«EL AMOR VISTO A TRAVES DEL LENTE DE JESUS»

Juan 15:12-14Nueva Traducción Viviente (NTV) 12 Este es mi mandamiento: ámense unos a otros de la misma manera en que yo los he amado. 13 No hay un amor más grande que el dar la vida por los amigos. 14 Ustedes son mis amigos si hacen lo que yo les mando.
Tengo una pregunta para comenzar: ¿Qué ves cuando ves a tu prójimo?

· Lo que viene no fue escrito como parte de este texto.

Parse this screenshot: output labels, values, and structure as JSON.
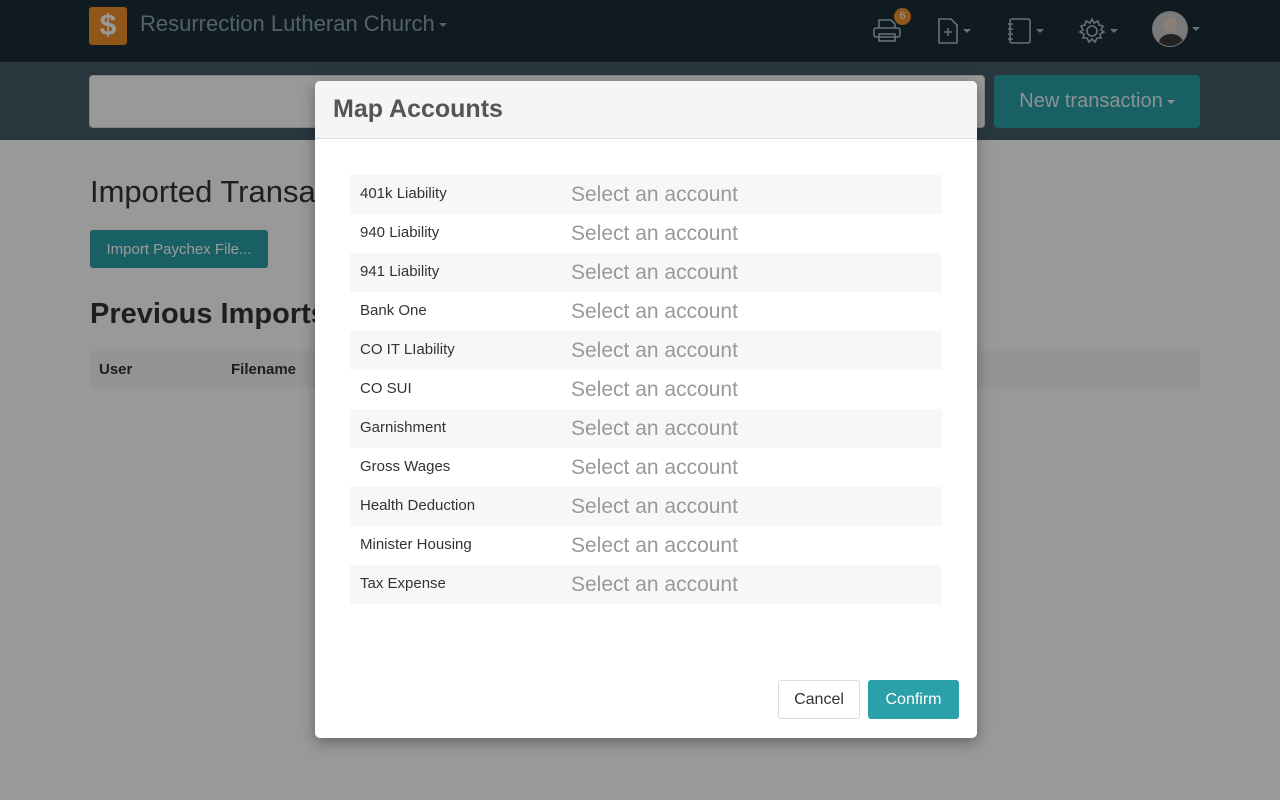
{
  "navbar": {
    "logo_glyph": "$",
    "org_name": "Resurrection Lutheran Church",
    "print_badge_count": "6",
    "icons": [
      "printer-icon",
      "new-document-icon",
      "notebook-icon",
      "gear-icon",
      "avatar"
    ]
  },
  "subbar": {
    "search_placeholder": "",
    "new_transaction_label": "New transaction"
  },
  "page": {
    "title": "Imported Transactions",
    "import_button_label": "Import Paychex File...",
    "previous_imports_title": "Previous Imports",
    "table_columns": [
      "User",
      "Filename"
    ]
  },
  "modal": {
    "title": "Map Accounts",
    "rows": [
      {
        "label": "401k Liability",
        "select": "Select an account"
      },
      {
        "label": "940 Liability",
        "select": "Select an account"
      },
      {
        "label": "941 Liability",
        "select": "Select an account"
      },
      {
        "label": "Bank One",
        "select": "Select an account"
      },
      {
        "label": "CO IT LIability",
        "select": "Select an account"
      },
      {
        "label": "CO SUI",
        "select": "Select an account"
      },
      {
        "label": "Garnishment",
        "select": "Select an account"
      },
      {
        "label": "Gross Wages",
        "select": "Select an account"
      },
      {
        "label": "Health Deduction",
        "select": "Select an account"
      },
      {
        "label": "Minister Housing",
        "select": "Select an account"
      },
      {
        "label": "Tax Expense",
        "select": "Select an account"
      }
    ],
    "cancel_label": "Cancel",
    "confirm_label": "Confirm"
  },
  "colors": {
    "navbar_bg": "#1a2e38",
    "accent_teal": "#2aa0a8",
    "logo_orange": "#f0922b"
  }
}
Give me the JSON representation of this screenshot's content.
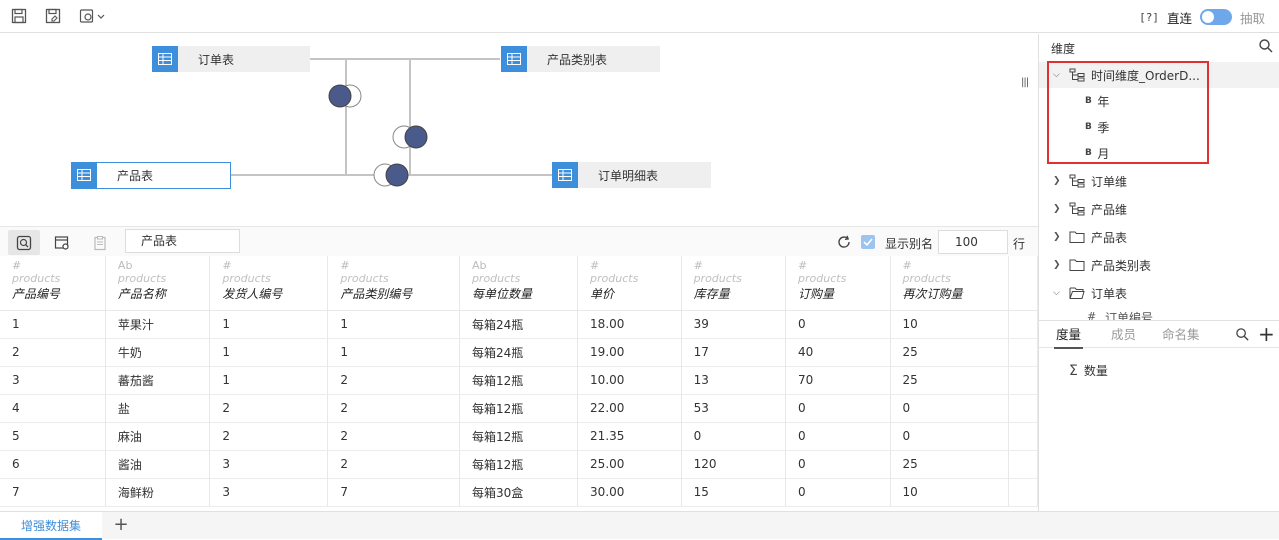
{
  "toolbar": {
    "help": "[?]",
    "direct_label": "直连",
    "extract_label": "抽取",
    "save_icon": "save-icon",
    "save_as_icon": "save-as-icon",
    "settings_icon": "settings-dropdown-icon"
  },
  "canvas": {
    "nodes": [
      {
        "label": "订单表"
      },
      {
        "label": "产品类别表"
      },
      {
        "label": "产品表"
      },
      {
        "label": "订单明细表"
      }
    ],
    "colors": {
      "accent": "#3d8edb",
      "join_fill": "#4a5a8a",
      "line": "#c0c0c0"
    }
  },
  "grid_toolbar": {
    "table_name": "产品表",
    "show_alias_label": "显示别名",
    "row_count": "100",
    "rows_unit": "行"
  },
  "table": {
    "columns": [
      {
        "type": "#",
        "source": "products",
        "name": "产品编号"
      },
      {
        "type": "Ab",
        "source": "products",
        "name": "产品名称"
      },
      {
        "type": "#",
        "source": "products",
        "name": "发货人编号"
      },
      {
        "type": "#",
        "source": "products",
        "name": "产品类别编号"
      },
      {
        "type": "Ab",
        "source": "products",
        "name": "每单位数量"
      },
      {
        "type": "#",
        "source": "products",
        "name": "单价"
      },
      {
        "type": "#",
        "source": "products",
        "name": "库存量"
      },
      {
        "type": "#",
        "source": "products",
        "name": "订购量"
      },
      {
        "type": "#",
        "source": "products",
        "name": "再次订购量"
      }
    ],
    "rows": [
      [
        "1",
        "苹果汁",
        "1",
        "1",
        "每箱24瓶",
        "18.00",
        "39",
        "0",
        "10"
      ],
      [
        "2",
        "牛奶",
        "1",
        "1",
        "每箱24瓶",
        "19.00",
        "17",
        "40",
        "25"
      ],
      [
        "3",
        "蕃茄酱",
        "1",
        "2",
        "每箱12瓶",
        "10.00",
        "13",
        "70",
        "25"
      ],
      [
        "4",
        "盐",
        "2",
        "2",
        "每箱12瓶",
        "22.00",
        "53",
        "0",
        "0"
      ],
      [
        "5",
        "麻油",
        "2",
        "2",
        "每箱12瓶",
        "21.35",
        "0",
        "0",
        "0"
      ],
      [
        "6",
        "酱油",
        "3",
        "2",
        "每箱12瓶",
        "25.00",
        "120",
        "0",
        "25"
      ],
      [
        "7",
        "海鲜粉",
        "3",
        "7",
        "每箱30盒",
        "30.00",
        "15",
        "0",
        "10"
      ]
    ]
  },
  "bottom": {
    "tab_label": "增强数据集",
    "add_label": "+"
  },
  "right_panel": {
    "title": "维度",
    "tree": [
      {
        "label": "时间维度_OrderD...",
        "expanded": true,
        "children": [
          "年",
          "季",
          "月"
        ]
      },
      {
        "label": "订单维",
        "expanded": false
      },
      {
        "label": "产品维",
        "expanded": false
      },
      {
        "label": "产品表",
        "expanded": false
      },
      {
        "label": "产品类别表",
        "expanded": false
      },
      {
        "label": "订单表",
        "expanded": true,
        "children": [
          "订单编号"
        ]
      }
    ],
    "measure_tabs": [
      "度量",
      "成员",
      "命名集"
    ],
    "measures": [
      {
        "label": "数量"
      }
    ],
    "highlight_color": "#e03030"
  }
}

Jesús estaba en la tierra, era verdadero hombre, había crecido en sabiduría y en conocimiento de Dios, y era verdadero Dios, entonces sabía que tenía el arma más poderosa del mundo, el amor. Sabía las profecías y todo lo que los profetas habían dicho sobre él, sabía que Dios controla toda la realidad en la tierra, por esto sabía cuándo aún no era su tiempo de partir de este mundo, sabía que su poder es sobre todas las cosas, lo anterior era necesario presentarlo porque lo que quiero recalcar a continuación es que, Jesús sabía que para transformar a cada uno de los que el Padre le daría, debe amarnos en verdad y con todo su corazón, por tanto, debía entregar su vida en sacrificio, por amor.
Entonces la pregunta ahora es ¿Qué era lo que miraba Jesús cuando miraba a las personas?
El punto principal aquí, indiscutiblemente, es el amor. Jesús nos mira con amor, a escogidos y a reprobados, aunque él sabe que los reprobados no le obedecerán nunca, pero los escogidos, sí. Esta es la razón por la que somos sus amigos, nadie tiene más amor, que el que da la vida por sus amigos. Y somos sus amigos si hacemos lo que él nos manda, de lo contrario no lo somos.
Marcos 10:17-22Traducción en lenguaje actual (TLA) El hombre rico 17 Mientras Jesús iba de camino, un hombre llegó corriendo, se arrodilló delante de él y le preguntó: —Maestro bueno, dime, ¿qué debo hacer para tener vida eterna? 18 Jesús le contestó: —¿Por qué dices que soy bueno? Sólo Dios es bueno. 19 Tú conoces bien los mandamientos: No mates, no seas infiel en tu matrimonio, no robes, no mientas para hacerle daño a otra persona, no hagas trampas, obedece y cuida a tu padre y a tu madre. 20 El hombre le dijo: —Maestro, todos esos mandamientos los he obedecido desde que era niño. 21 Jesús lo miró con amor y le dijo: —Sólo te falta hacer una cosa. Ve y vende todo lo que tienes, y reparte ese dinero entre los pobres. Así, Dios te dará un gran premio en el cielo. Después de eso, ven y conviértete en uno de mis seguidores. 22 Al oír esto, el hombre se puso muy triste y se fue desanimado, porque era muy rico.
Aquí vemos a un posible amigo de Jesús, cuando leemos detenidamente Marcos 10:17-22, la maravillosa historia del joven rico, que se arrodilla ante Jesús y le pregunta que es lo que debe hacer para ir al cielo, Jesús le dice que cumpla los mandamientos, él joven contesta que ya ha cumplido los mandamientos desde siempre, entonces inconforme, el contexto continúa en: ¿Qué más se puede hacer para heredar la vida eterna, o, tener vida eterna?
En la respuesta vemos dos cosas, primero el texto dice algo muy revelador de como Jesús miraba a las personas: “Y Jesús le amó, le miró con gran amor”.
En la NTV dice 21 Jesús miró al hombre y sintió profundo amor por él, en la Reina Valera dice: 21 Entonces Jesús, mirándole, le amó, y le dijo… En segundo lugar, le dice que si quiere ser perfecto vende todo lo que tienes y: “Sígueme”.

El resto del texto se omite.